Instalada ontem, a Comissão Parlamentar de Inquérito (CPI) do Senado que vai apurar irregularidades no sistema financeiro já aprovou o bloqueio e indisponibilidade dos bens do presidente, diretores e controladores dos bancos Marka e FonteCindam, e a quebra de sigilo bancário, fiscal e telefônico das duas instituições, além do presidente e diretores. A comissão decidiu convocar 28 pessoas para depor.
Os primeiros da lista a prestar informações à CPI a partir das 10 horas de hoje, são o presidente do Banco Central, Armínio Fraga, e o diretor de fiscalização da instituição, Luiz Carlos Alvarez. Também no primeiro dia de trabalho, a CPI, que tem poderes constitucionais de autoridade judicial, aprovou pedido do senador Romeu Tuma (PFL-SP) de busca e apreensão dos documentos do Marka e do FonteCindam. No dia 14 de janeiro, os dois bancos compraram dólares do BC, que teriam quebrado com a maxidesvalorização, a valores menores que os de mercado. Ao todo foram aprovados, por unanimidade, 25 requerimentos.
A Comissão acatou pedido do deputado Eduardo Siqueira Campos (PFL-TO), para que o Banco Central envie à CPI todos os documentos, desde de 11 de janeiro, que deram amparo à mudança da banda cambial e à operação de venda de dólar aos bancos Marka e FonteCindam.
Apresentado pelos senadores Eduardo Suplicy (PT-SP) e Saturnino Braga (PSB-RJ), foi aprovado requerimento de informações e cópias dos contratos da Bolsa de Mercadoria e Futuros (BM&F) sobre operações de compra e venda de dólar no mercado futuro e de opções, no período da desvalorização cambial.
‘‘Há sinais evidentes de que investidores que aplicaram nestes bancos podem ter prejuízo enorme, porque os bancos teriam agido de má-f钒, afirmou o vice-presidente indicado para a CPI, senador José Roberto Arruda (PSDB-DF), autor do pedido de indisponibilidade dos bens das instituições e banqueiros. ‘‘Vou me esforçar para que essa CPI não se transforme num palanque político, mas também não acabe em pizza’’, garantiu o relator da CPI, senador João Alberto Souza (PMDB-MA).

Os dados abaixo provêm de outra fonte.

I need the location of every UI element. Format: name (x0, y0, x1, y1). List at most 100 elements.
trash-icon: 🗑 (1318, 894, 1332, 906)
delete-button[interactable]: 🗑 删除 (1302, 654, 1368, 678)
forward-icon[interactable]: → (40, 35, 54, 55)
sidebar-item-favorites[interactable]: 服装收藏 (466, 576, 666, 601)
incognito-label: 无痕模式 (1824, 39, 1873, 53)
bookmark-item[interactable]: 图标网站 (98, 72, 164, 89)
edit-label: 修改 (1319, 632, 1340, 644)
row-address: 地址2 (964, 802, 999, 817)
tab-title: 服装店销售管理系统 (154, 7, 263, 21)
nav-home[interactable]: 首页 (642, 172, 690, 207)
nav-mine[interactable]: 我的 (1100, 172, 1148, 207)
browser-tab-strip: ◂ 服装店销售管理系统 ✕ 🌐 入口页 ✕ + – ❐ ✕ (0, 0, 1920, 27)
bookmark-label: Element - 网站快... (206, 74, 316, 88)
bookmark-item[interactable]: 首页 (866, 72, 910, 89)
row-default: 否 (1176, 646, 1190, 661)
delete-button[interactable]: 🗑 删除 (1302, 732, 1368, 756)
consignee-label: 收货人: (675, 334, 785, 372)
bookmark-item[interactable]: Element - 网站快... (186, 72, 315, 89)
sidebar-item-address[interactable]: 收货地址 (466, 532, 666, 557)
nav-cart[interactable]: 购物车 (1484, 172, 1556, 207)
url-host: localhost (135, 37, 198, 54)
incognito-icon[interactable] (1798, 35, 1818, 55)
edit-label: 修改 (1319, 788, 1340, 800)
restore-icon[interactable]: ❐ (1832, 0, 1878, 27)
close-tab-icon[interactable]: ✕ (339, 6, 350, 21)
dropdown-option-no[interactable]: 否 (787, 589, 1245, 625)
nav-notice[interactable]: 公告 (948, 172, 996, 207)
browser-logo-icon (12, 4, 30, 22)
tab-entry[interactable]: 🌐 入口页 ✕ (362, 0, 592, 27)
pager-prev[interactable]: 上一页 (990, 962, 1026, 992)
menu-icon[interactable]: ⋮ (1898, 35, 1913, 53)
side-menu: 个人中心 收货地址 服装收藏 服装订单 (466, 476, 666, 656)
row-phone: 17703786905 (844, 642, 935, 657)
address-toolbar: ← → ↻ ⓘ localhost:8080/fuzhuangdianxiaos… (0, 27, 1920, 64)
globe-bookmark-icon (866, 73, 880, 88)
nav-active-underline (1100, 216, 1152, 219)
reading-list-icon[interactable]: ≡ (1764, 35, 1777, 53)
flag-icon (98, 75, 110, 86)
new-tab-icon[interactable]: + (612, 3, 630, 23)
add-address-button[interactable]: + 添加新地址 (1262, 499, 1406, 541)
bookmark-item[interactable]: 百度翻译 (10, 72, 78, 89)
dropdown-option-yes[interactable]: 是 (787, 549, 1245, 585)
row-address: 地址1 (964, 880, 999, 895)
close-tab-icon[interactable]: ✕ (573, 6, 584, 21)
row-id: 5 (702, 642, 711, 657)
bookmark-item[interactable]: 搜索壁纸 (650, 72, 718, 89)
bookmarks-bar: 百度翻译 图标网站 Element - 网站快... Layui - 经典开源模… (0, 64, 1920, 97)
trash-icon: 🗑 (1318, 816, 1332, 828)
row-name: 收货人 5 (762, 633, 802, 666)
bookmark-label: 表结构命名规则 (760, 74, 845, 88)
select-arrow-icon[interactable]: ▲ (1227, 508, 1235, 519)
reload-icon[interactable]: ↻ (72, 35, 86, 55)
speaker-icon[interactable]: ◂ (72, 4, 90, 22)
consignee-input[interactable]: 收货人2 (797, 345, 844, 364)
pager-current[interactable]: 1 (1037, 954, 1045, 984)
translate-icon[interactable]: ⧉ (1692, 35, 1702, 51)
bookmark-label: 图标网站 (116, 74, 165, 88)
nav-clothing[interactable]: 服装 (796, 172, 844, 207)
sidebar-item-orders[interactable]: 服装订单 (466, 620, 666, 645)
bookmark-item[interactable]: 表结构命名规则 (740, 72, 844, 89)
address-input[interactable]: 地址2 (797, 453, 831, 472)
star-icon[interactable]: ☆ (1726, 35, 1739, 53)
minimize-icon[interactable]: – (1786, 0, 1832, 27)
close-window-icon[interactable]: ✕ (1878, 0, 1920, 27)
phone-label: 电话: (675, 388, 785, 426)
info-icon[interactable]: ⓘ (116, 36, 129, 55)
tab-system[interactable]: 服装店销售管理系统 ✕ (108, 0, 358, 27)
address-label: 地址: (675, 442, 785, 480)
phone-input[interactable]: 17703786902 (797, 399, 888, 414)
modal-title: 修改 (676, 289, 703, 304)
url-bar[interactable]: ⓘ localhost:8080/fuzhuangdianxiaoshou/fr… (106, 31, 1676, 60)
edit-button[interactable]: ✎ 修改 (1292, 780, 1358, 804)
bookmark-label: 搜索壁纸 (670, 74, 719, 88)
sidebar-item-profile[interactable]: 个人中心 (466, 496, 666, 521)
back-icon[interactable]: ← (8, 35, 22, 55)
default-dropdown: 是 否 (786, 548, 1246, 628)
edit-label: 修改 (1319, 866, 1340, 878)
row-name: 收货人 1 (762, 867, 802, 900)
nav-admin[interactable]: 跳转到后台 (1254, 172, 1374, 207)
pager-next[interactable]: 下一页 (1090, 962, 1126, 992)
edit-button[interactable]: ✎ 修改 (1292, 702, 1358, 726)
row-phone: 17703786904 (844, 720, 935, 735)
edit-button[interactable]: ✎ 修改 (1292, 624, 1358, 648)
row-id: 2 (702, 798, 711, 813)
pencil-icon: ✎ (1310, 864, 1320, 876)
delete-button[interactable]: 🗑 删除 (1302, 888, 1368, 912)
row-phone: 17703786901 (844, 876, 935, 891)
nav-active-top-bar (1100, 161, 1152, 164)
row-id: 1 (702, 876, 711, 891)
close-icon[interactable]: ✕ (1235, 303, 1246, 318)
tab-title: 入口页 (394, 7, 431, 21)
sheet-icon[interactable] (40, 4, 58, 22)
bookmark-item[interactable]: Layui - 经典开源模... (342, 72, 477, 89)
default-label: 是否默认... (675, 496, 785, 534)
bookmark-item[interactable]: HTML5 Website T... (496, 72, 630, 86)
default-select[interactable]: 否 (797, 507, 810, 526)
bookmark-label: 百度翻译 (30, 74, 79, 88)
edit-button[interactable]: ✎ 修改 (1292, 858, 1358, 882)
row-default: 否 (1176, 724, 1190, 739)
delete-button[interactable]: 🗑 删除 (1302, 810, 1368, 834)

Ligado ao PMDB do senador José Sarney (PMDB-AP), João Alberto faz dobradinha, no comando da comissão, com outro aliado do ex-presidente, o senador Bello Parga (PFL-MA), eleito ontem presidente da CPI. Apesar dos laços com Sarney, João Alberto é tido como um político fiel ao presidente do PMDB e autor do requerimento que criou a CPI dos Bancos, senador Jáder Barbalho (PA).
Escolhido para o cargo por ser ‘‘um homem firme em suas posições’’, como classificou o próprio Jáder, João Alberto é conhecido pela sua trajetória frente ao governo do Maranhão, quando enfrentou a pistolagem no pouco tempo de governo. O relator vai trabalhar em concordância com o que decidirá o PMDB. Segundo o senador Jáder, foi uma decisão tomada pelo colegiado do PMDB, que ‘‘tocarᒒ a CPI para investigar tudo o que foi indagado na imprensa.
A instalação da CPI dos Bancos, num plenário cheio, foi acompanhada pelo presidente do Senado, Antônio Carlos Magalhães (PFL-BA). A presença de ACM foi recebida como uma demonstração de apoio às investigações sobre o sistema financeiro. Autor da CPI do Judiciário, ACM apoiou, na reunião, um horário alternativo para o funcionamento das comissões de inquérito do Judiciário e dos Bancos.
As duas CPIs vão funcionar em horários diferentes daqueles em que ocorrem as sessões do plenário. As segundas e sextas-feiras foram reservadas aos trabalhos das comissões, bem como as tardes de quinta-feira e ainda as noites de terça e quarta-feiras, depois do funcionamento normal das sessões do Senado.